Post by Admin on Oct 15, 2013 22:44:34 GMT 2
www.baskahaber.org/2013/10/zizek-ve-badiou-istanbuldayd-ozgurluk.html
Hıdır Tok/Başka Haber - Cumartesi, Ekim 12, 2013
Monokl Yayınları ve Bakırköy Belediyesi'nin birlikte düzenlediği "Küreselleşme ve Yeni Sol" konferansı Alain Badiou ve Slavoj Zizek'in birlikte katıldığı oturum ile sona erdi.
Konferanstan notlar:
Badiou:
Dört perspektif var. Faşizm, Muhafazakarlık, Ilımlı Muhafazakarlık ve Yeni Komünizm. Biz 'hakiki komünizm'i ortaya çıkarmalıyız. Bu da özgür birleşme hali olmalı. Bu özgürlüğü deneyimlemek ve "bu neden dünyanın esas yasası hale gelemesin ki?" diye sormalıyız.

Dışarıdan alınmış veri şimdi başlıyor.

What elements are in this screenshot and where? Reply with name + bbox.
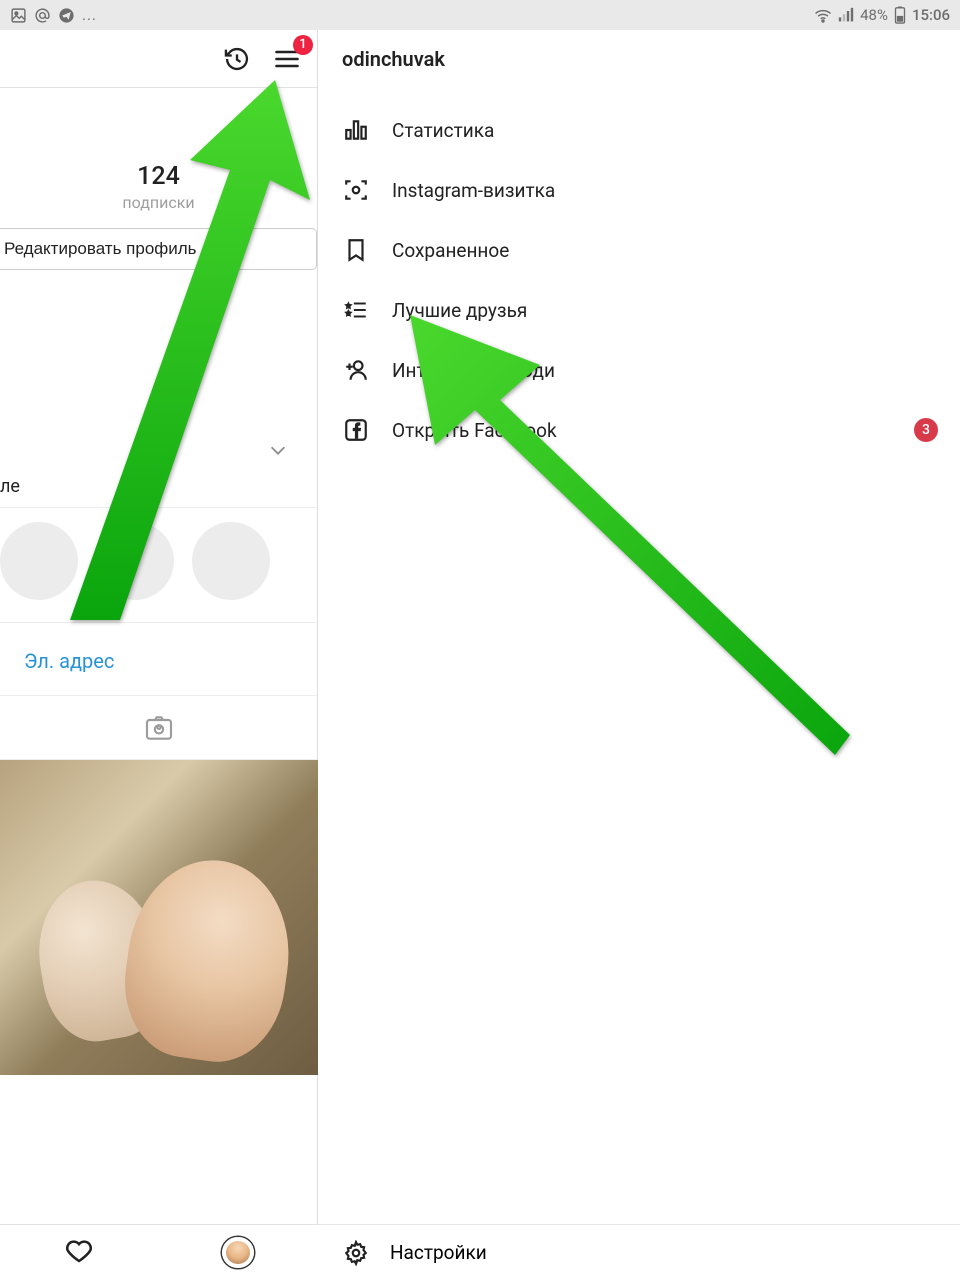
facebook-icon bbox=[342, 416, 370, 444]
battery-percent: 48% bbox=[860, 6, 888, 24]
menu-label: Сохраненное bbox=[392, 239, 509, 262]
menu-settings[interactable]: Настройки bbox=[318, 1224, 960, 1280]
menu-label: Интересные люди bbox=[392, 359, 555, 382]
followings-stat[interactable]: 124 подписки bbox=[0, 88, 317, 212]
expand-toggle[interactable] bbox=[0, 430, 317, 470]
side-drawer: odinchuvak Статистика Instagram-визитка … bbox=[318, 30, 960, 1280]
menu-label: Instagram-визитка bbox=[392, 179, 555, 202]
heart-icon[interactable] bbox=[64, 1236, 94, 1270]
at-icon bbox=[34, 7, 51, 24]
menu-badge: 1 bbox=[293, 35, 313, 55]
clock: 15:06 bbox=[912, 6, 950, 24]
highlight-section-label: ле bbox=[0, 470, 317, 508]
star-list-icon bbox=[342, 296, 370, 324]
menu-statistics[interactable]: Статистика bbox=[318, 100, 960, 160]
more-dots: ... bbox=[82, 6, 97, 24]
profile-top-bar: 1 bbox=[0, 30, 317, 88]
facebook-badge: 3 bbox=[914, 418, 938, 442]
story-highlight[interactable] bbox=[96, 522, 174, 600]
story-highlights-row bbox=[0, 508, 317, 623]
menu-nametag[interactable]: Instagram-визитка bbox=[318, 160, 960, 220]
menu-button[interactable]: 1 bbox=[273, 45, 301, 73]
story-highlight[interactable] bbox=[192, 522, 270, 600]
profile-pane: 1 124 подписки Редактировать профиль ле … bbox=[0, 30, 318, 1280]
edit-profile-button[interactable]: Редактировать профиль bbox=[0, 228, 317, 270]
followings-label: подписки bbox=[0, 193, 317, 212]
status-bar: ... 48% 15:06 bbox=[0, 0, 960, 30]
signal-icon bbox=[838, 7, 854, 23]
bookmark-icon bbox=[342, 236, 370, 264]
menu-close-friends[interactable]: Лучшие друзья bbox=[318, 280, 960, 340]
gallery-icon bbox=[10, 7, 27, 24]
bottom-nav bbox=[0, 1224, 318, 1280]
menu-open-facebook[interactable]: Открыть Facebook 3 bbox=[318, 400, 960, 460]
followings-count: 124 bbox=[0, 162, 317, 191]
add-person-icon bbox=[342, 356, 370, 384]
profile-tab-avatar[interactable] bbox=[222, 1237, 254, 1268]
settings-label: Настройки bbox=[390, 1241, 487, 1264]
post-thumbnail[interactable] bbox=[0, 760, 318, 1075]
menu-label: Лучшие друзья bbox=[392, 299, 527, 322]
tagged-tab[interactable] bbox=[0, 696, 317, 760]
stats-icon bbox=[342, 116, 370, 144]
wifi-icon bbox=[814, 7, 832, 23]
gear-icon bbox=[342, 1239, 370, 1267]
drawer-username: odinchuvak bbox=[318, 30, 960, 88]
story-highlight[interactable] bbox=[0, 522, 78, 600]
menu-label: Статистика bbox=[392, 119, 494, 142]
menu-label: Открыть Facebook bbox=[392, 419, 557, 442]
battery-icon bbox=[894, 6, 906, 24]
menu-discover-people[interactable]: Интересные люди bbox=[318, 340, 960, 400]
nametag-icon bbox=[342, 176, 370, 204]
menu-saved[interactable]: Сохраненное bbox=[318, 220, 960, 280]
telegram-icon bbox=[58, 7, 75, 24]
history-icon[interactable] bbox=[223, 45, 251, 73]
email-link[interactable]: Эл. адрес bbox=[24, 649, 114, 673]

Muhafazakarlık küreselleşmiş kapitalizmle gayet uyumlu ve bir sosyal patoloji durumu. Ve ne yazık ki her zaman kazanıyor. İslami kapitalizm da bunun en önemli bir göstergesi.
Ilımlı muhafazakarlık ise adaletsizliğin farkında ve "az adaletsizliğin" peşinde.

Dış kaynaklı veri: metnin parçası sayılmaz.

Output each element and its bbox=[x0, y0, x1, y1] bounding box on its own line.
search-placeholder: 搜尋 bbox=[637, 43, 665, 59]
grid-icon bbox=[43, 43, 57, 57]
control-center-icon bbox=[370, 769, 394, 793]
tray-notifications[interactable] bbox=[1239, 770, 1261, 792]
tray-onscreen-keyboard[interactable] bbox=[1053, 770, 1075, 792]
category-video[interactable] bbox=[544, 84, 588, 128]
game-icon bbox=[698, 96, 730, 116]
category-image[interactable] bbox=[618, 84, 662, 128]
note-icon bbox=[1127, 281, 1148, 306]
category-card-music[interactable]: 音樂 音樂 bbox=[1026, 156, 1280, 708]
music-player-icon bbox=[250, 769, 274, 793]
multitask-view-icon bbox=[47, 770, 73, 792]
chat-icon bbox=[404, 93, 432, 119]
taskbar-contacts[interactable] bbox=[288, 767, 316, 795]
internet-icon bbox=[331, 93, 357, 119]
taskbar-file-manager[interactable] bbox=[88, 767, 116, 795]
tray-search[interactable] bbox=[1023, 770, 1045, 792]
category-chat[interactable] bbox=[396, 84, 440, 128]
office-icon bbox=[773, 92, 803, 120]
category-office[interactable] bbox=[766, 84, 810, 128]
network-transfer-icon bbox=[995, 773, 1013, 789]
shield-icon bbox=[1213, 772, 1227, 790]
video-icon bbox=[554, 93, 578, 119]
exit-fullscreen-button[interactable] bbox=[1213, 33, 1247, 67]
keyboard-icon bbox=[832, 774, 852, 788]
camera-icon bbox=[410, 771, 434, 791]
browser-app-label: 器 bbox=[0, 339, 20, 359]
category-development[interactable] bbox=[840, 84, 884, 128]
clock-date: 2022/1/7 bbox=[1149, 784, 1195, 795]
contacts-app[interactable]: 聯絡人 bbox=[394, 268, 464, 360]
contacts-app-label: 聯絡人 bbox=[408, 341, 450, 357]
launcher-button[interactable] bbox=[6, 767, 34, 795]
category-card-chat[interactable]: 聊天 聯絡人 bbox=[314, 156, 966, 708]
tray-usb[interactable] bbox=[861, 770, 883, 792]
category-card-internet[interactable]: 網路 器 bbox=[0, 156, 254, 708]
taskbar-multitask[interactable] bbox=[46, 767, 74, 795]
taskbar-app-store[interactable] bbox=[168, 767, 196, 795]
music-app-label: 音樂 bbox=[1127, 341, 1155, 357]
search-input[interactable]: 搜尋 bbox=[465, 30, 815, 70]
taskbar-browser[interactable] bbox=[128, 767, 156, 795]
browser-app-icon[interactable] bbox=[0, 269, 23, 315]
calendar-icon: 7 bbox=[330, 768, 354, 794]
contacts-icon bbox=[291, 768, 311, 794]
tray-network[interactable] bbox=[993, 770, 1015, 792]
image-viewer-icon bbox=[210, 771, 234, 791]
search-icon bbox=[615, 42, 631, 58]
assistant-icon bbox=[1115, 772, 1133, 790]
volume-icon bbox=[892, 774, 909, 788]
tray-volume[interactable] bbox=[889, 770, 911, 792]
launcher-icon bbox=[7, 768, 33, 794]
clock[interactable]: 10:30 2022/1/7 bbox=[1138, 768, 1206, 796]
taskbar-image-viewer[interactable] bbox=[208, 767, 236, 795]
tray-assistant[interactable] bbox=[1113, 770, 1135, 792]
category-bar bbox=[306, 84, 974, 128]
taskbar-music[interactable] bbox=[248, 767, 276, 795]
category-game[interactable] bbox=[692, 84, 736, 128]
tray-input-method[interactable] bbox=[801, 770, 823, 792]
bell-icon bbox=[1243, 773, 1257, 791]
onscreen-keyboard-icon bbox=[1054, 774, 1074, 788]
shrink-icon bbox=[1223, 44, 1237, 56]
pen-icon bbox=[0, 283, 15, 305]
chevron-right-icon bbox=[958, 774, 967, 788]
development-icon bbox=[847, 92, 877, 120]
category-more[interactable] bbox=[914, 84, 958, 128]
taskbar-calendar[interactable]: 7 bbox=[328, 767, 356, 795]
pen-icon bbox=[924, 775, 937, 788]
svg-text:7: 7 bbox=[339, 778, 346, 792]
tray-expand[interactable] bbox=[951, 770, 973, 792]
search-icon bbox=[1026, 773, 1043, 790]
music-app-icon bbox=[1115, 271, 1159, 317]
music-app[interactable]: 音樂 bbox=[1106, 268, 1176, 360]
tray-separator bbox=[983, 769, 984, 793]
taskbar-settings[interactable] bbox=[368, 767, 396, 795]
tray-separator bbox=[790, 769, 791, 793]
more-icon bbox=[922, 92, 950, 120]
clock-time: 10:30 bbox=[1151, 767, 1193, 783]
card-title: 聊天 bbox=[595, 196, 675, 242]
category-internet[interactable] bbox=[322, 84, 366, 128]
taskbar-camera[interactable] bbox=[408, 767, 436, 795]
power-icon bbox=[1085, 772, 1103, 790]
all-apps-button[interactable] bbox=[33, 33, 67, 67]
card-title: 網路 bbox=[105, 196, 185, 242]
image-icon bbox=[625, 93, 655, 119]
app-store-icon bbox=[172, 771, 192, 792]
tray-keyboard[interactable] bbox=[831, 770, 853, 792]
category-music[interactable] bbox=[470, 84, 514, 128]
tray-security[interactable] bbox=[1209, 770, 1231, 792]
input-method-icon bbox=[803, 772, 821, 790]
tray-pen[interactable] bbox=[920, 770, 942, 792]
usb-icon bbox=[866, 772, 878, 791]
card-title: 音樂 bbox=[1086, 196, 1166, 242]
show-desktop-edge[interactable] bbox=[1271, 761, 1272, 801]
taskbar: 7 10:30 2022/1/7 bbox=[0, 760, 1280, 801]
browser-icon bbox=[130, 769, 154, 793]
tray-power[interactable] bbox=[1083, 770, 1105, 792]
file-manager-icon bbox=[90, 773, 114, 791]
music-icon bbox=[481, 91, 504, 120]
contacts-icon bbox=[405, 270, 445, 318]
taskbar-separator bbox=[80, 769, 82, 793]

Faşizm küreselleşme karşıtı gibi görünüyor ama tam tersine bununla bir sorunu yok.
Yeni komünizm eski yasalar ve totaliter devlet biçimlerinden arındırılmış bir deneyim olmalı.

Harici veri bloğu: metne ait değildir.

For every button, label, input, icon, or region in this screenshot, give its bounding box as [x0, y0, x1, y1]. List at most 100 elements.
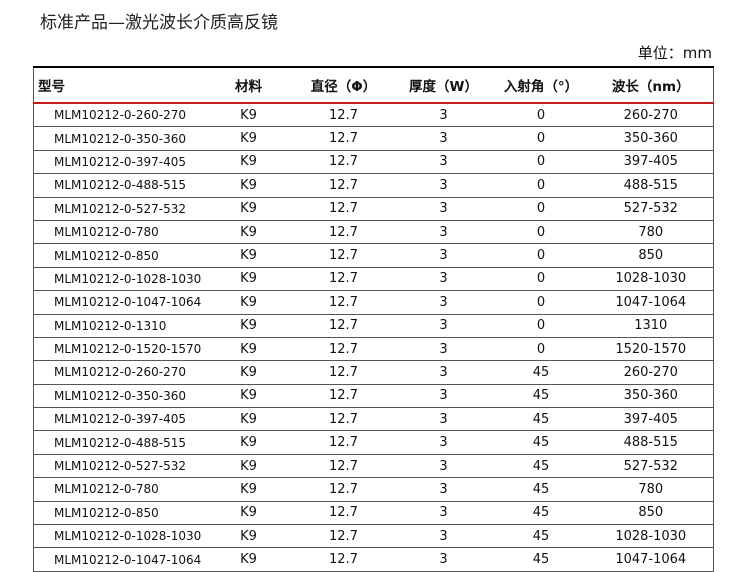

Felsefe her zaman bir savaş alanıdır.
Filozofların "aynı fikirdeyiz" demesi bir "olay"dır.
Yeni bir "kolektif özne" inşa etmeliyiz.
Önce iktidarı hedeflemek yerine fikirlerimizi netleştirip hareketi olgunlaştırmalıyız.
İktidar ele geçirildikten sonra yavaş yavaş devleti ortadan kaldırmalıyız.
Evrensellik ve örgütlülük direnişimizden bize kalmalı.
Örtünme meselesinde devlet katı bir tarafsızlık içerisinde olmalıdır. Ne zorlamalı ne de yasakçı olmalıdır.
Zizek:
"İdeolojiler devri kapandı" diyenler yanılıyor. ABD bile ideolojik nedenlerden dolayı hükümet işlerini "kapatmak" zorunda kaldı.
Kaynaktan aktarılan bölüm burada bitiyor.